Assembly Bill 2066, authored by Assemblymember Eloise Gómez Reyes, D-District 50, would criminalize those who make or sell decaf coffee made with the compound. Violators could receive a $5,000 fine on first offense and a $10,000 fine on the second.

In an analysis of the bill, the author noted coffee prepared this way presents a particular risk for “pregnant people” as they are more likely to drink decaf for safety reasons. AB 2066 is currently with the state’s Assembly Judiciary Committee and if ultimately signed by Gov. Gavin Newsom, the law would take effect in Jan. 2027.

National Coffee Association (NCA) President and CEO Bill Murray ridiculed the bill Tuesday, arguing consumers should not be warned of “health risks that do not exist.”

READ MORE | Doritos, Hot Cheetos could be banned from California schools under Dem-backed bill

“The fact is that decades of independent scientific evidence demonstrate that drinking European Method decaf, like all coffee, is associated with reduced risk of multiple cancers and chronic diseases,” Murray claimed.
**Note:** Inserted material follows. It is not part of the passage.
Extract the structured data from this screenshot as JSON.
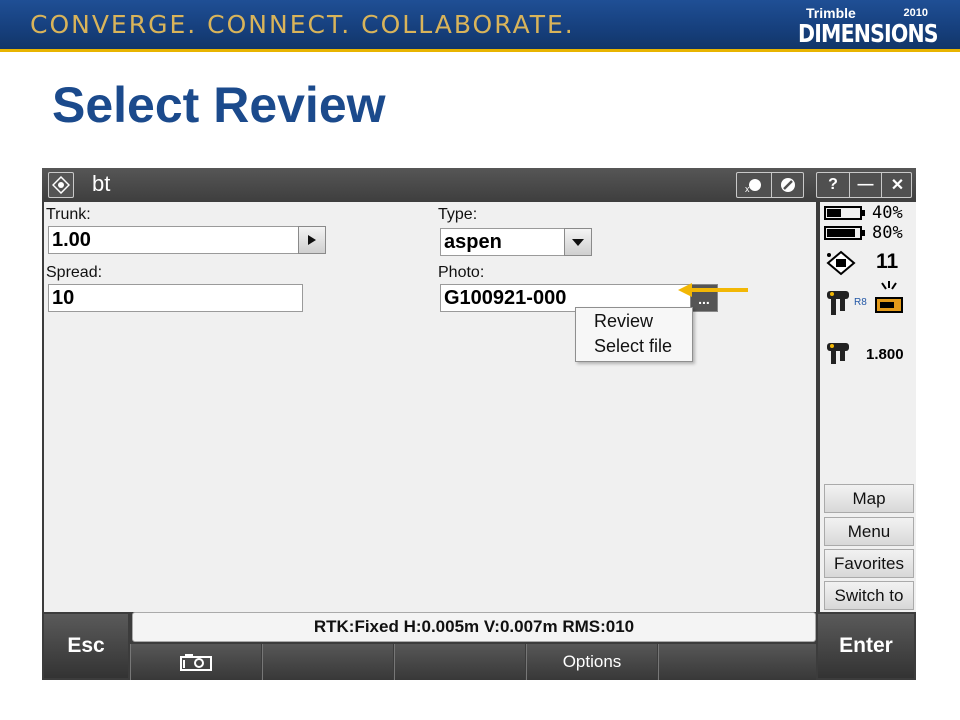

In March, Assemblymember Jesse Gabriel, D-Encino, proposed AB 2316, a measure that would prevent schools from serving foods with six synthetic food dyes. These dyes, the assemblymember said in a press release, have been linked to “cancer, harm to the immune system and neurobehavioral issues.”

Other U.S. states are making similar moves. A proposed Illinois bill would ban products that contain chemicals like Red 3 and potassium bromate. Impending law in New York will prohibit retailers from selling protein powders, drinks and food which contain ingredients constituting weight-loss or muscle-building dietary supplements to individuals under 18.